McCarrick’s Dam of Silence Starts to Crack

The New York Times has come forward with the first round of investigative reporting on Cardinal McCarrick.  Points to note:

  • The victim interviewed by the Times is Robert Ciolek, one of the two priests who were previously bound by confidentiality agreements as part of their settlements with the dioceses they sued for sexual harrassment.  So this is not a case of previously-silent priests or seminarians coming forward.
  • It is good that the dioceses have lifted the confidentiality agreements.  Hardly a deluge of transparency, but it’s a beginning.

I don’t usually read America, but when I do, it’s for statements like this:

The Catholic Church cannot pretend to be shocked about the pattern of sexual abuse of adult seminarians by Cardinal Theodore McCarrick, recently detailed in a comprehensive story in The New York Times. As The Times made clear in its reporting, many church leaders had received multiple notices of the cardinal’s behavior. Local dioceses had been told, the papal nuncio in Washington, D.C., had been told and, eventually, even Pope Benedict XVI had been told.

But none of these reports interrupted Cardinal McCarrick’s rise through the ranks nor his appointment as cardinal nor his eventual retirement in 2006 as a respected leader of the U.S. church. Nor did these reports lead to his removal last month from public ministry, which finally resulted from a credible allegation of abuse of a minor almost 50 years ago, recently revealed and acted on by the Archdiocese of New York.

Many church leaders had received multiple notices of the cardinal’s behavior.

It is true that none of the earlier reports of abuse alleged criminal behavior with minors, but they were serious enough that Cardinal McCarrick should have been called to account for the terrible misuse of his office and authority. The church and its leaders should be ashamed of their failure to do so. The slow and halting progress the church has made by way of reforms adopted in response to the sexual abuse of children, for example through the Dallas charter, has been called into question by the revelation of its ongoing failures to deal with other reports of abuse. Nor should the media, including we in Catholic media (Cardinal McCarrick was a longtime friend of this magazine and delivered the homily at our centennial celebration in 2009), be absolved of responsibility for any failure to take these and other rumors and reports as seriously as was required. To demand accountability only of the hierarchy is itself hypocrisy.

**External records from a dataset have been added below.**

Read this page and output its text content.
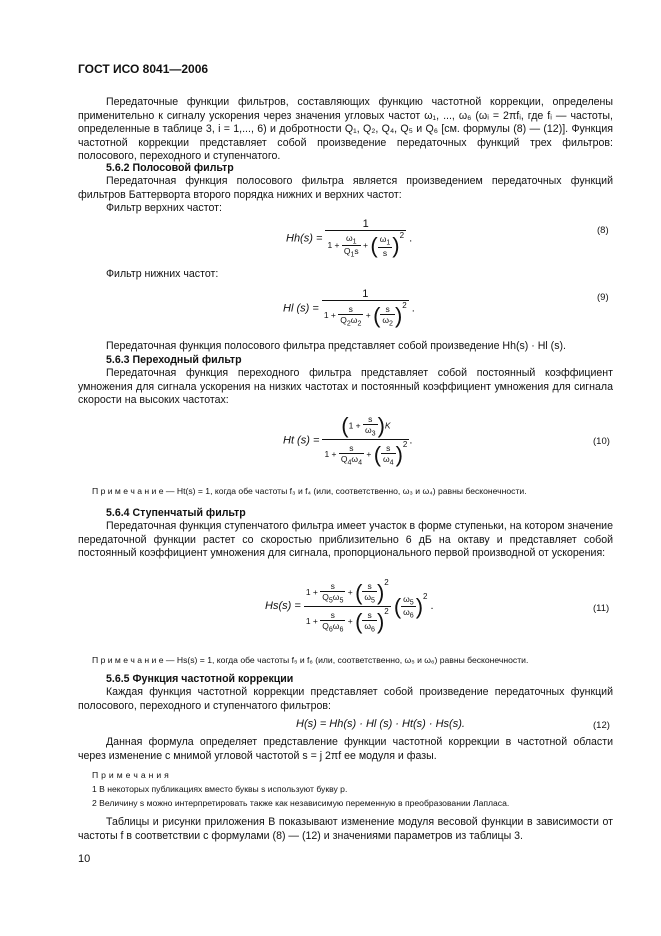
ГОСТ ИСО 8041—2006
Передаточные функции фильтров, составляющих функцию частотной коррекции, определены применительно к сигналу ускорения через значения угловых частот ω₁, ..., ω₆ (ωᵢ = 2πfᵢ, где fᵢ — частоты, определенные в таблице 3, i = 1,..., 6) и добротности Q₁, Q₂, Q₄, Q₅ и Q₆ [см. формулы (8) — (12)]. Функция частотной коррекции представляет собой произведение передаточных функций трех фильтров: полосового, переходного и ступенчатого.
5.6.2 Полосовой фильтр
Передаточная функция полосового фильтра является произведением передаточных функций фильтров Баттерворта второго порядка нижних и верхних частот:
Фильтр верхних частот:
$Hh(s) = \frac{1}{1 + \frac{\omega_1}{Q_1s} + ( \frac{\omega_1}{s} )2}$ .
(8)
Фильтр нижних частот:
Hl $(s) = \frac{1}{1 + \frac{s}{Q_2\omega_2} + ( \frac{s}{\omega_2} )2}$ .
(9)
Передаточная функция полосового фильтра представляет собой произведение Hh(s) · Hl (s).
5.6.3 Переходный фильтр
Передаточная функция переходного фильтра представляет собой постоянный коэффициент умножения для сигнала ускорения на низких частотах и постоянный коэффициент умножения для сигнала скорости на высоких частотах:
Ht $(s) = \frac{(1 + \frac{s}{\omega_3} )K}{1 + \frac{s}{Q_4\omega_4} + ( \frac{s}{\omega_4} )2}$ .	(10)
П р и м е ч а н и е — Ht(s) = 1, когда обе частоты f₃ и f₄ (или, соответственно, ω₃ и ω₄) равны бесконечности.
5.6.4 Ступенчатый фильтр
Передаточная функция ступенчатого фильтра имеет участок в форме ступеньки, на котором значение передаточной функции растет со скоростью приблизительно 6 дБ на октаву и представляет собой постоянный коэффициент умножения для сигнала, пропорционального первой производной от ускорения:
$Hs(s) = \frac{1 + \frac{s}{Q_5\omega_5} + ( \frac{s}{\omega_5} )2}{1 + \frac{s}{Q_6\omega_6} + ( \frac{s}{\omega_6} )2}$ ( $\frac{\omega_5}{\omega_6} )2$ .	(11)
П р и м е ч а н и е — Hs(s) = 1, когда обе частоты f₅ и f₆ (или, соответственно, ω₅ и ω₆) равны бесконечности.
5.6.5 Функция частотной коррекции
Каждая функция частотной коррекции представляет собой произведение передаточных функций полосового, переходного и ступенчатого фильтров:
H(s) = Hh(s) · Hl (s) · Ht(s) · Hs(s).	(12)
Данная формула определяет представление функции частотной коррекции в частотной области через изменение с мнимой угловой частотой s = j 2πf ее модуля и фазы.
П р и м е ч а н и я
1 В некоторых публикациях вместо буквы s используют букву p.
2 Величину s можно интерпретировать также как независимую переменную в преобразовании Лапласа.
Таблицы и рисунки приложения В показывают изменение модуля весовой функции в зависимости от частоты f в соответствии с формулами (8) — (12) и значениями параметров из таблицы 3.
10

Let’s be clear: There’s a very good chance your own bishop was fully knowledgeable of the situation or even was personally involved in it all.    There’s a decent chance your local pastor has some tales he’s sitting on.

If the two priests who sued their dioceses had been fabricating events, there would have been no settlement.  They were not suing about a torrid affair gone wrong.  The legal documents describe a situation in which many seminarians over the course of years and years were being systematically groomed and molested.

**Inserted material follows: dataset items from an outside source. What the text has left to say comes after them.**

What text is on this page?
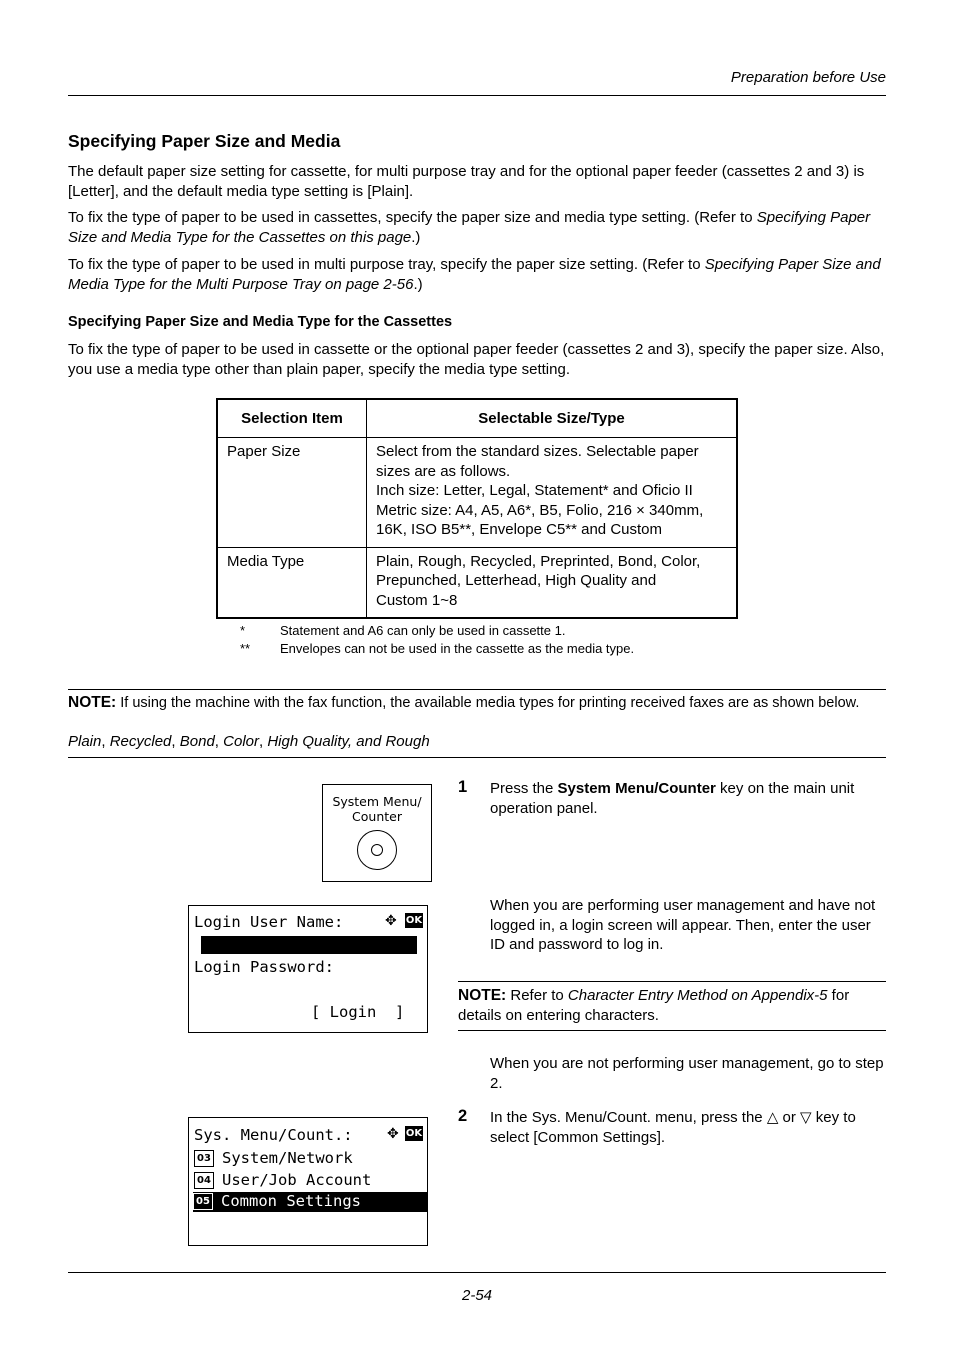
Preparation before Use
Specifying Paper Size and Media
The default paper size setting for cassette, for multi purpose tray and for the optional paper feeder (cassettes 2 and 3) is [Letter], and the default media type setting is [Plain].
To fix the type of paper to be used in cassettes, specify the paper size and media type setting. (Refer to Specifying Paper Size and Media Type for the Cassettes on this page.)
To fix the type of paper to be used in multi purpose tray, specify the paper size setting. (Refer to Specifying Paper Size and Media Type for the Multi Purpose Tray on page 2-56.)
Specifying Paper Size and Media Type for the Cassettes
To fix the type of paper to be used in cassette or the optional paper feeder (cassettes 2 and 3), specify the paper size. Also, you use a media type other than plain paper, specify the media type setting.
Selection Item	Selectable Size/Type
Paper Size	Select from the standard sizes. Selectable paper
sizes are as follows.
Inch size: Letter, Legal, Statement* and Oficio II
Metric size: A4, A5, A6*, B5, Folio, 216 × 340mm,
16K, ISO B5**, Envelope C5** and Custom

Media Type	Plain, Rough, Recycled, Preprinted, Bond, Color,
Prepunched, Letterhead, High Quality and
Custom 1~8
*	Statement and A6 can only be used in cassette 1.
** Envelopes can not be used in the cassette as the media type.
NOTE: If using the machine with the fax function, the available media types for printing received faxes are as shown below.
Plain, Recycled, Bond, Color, High Quality, and Rough
System Menu/
Counter
Login User Name:	✥ OK
Login Password:
[ Login  ]
Sys. Menu/Count.: ✥ OK
03 System/Network
04 User/Job Account
05 Common Settings
1 Press the System Menu/Counter key on the main unit operation panel.
When you are performing user management and have not logged in, a login screen will appear. Then, enter the user ID and password to log in.
NOTE: Refer to Character Entry Method on Appendix-5 for details on entering characters.
When you are not performing user management, go to step 2.
2 In the Sys. Menu/Count. menu, press the △ or ▽ key to select [Common Settings].
2-54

Visualize this for a moment: It is likely the man who will lay hands on your teen at confirmation is a guy who has been keeping quiet about his own or his brother bishop’s brazen disregard for chastity and common decency.

This is not about one man’s private struggle with chastity.

People experience disordered sex drives.  That’s a thing.  It happens.  You get addicted to porn, or masturbation, or you abandon all reason and carry on an affair in violation of your vows.  Plenty of honest people, Christian or not, clergy or not, find themselves pulled into sexual sins they despise.  All Christians commit sins they despise.  That’s why we have Confession.

McCarrick’s behavior is not the behavior of a man grappling with his own frailty.  It is not a pattern of on-going repentance.  It is a pattern of flagrant, shameless hedonism.

Nor is this a case of a criminal carefully covering his tracks.  McCarrick was repeatedly promoted despite the fact that everyone who needed to know about his behavior was in fact informed.

How can this happen?  Father Longenecker has a good explanation of at least part of the organizational dynamics here.  What can you the average Joe or Jane Catholic do to change that dynamic?  Be ready to help a whistle-blower make his escape.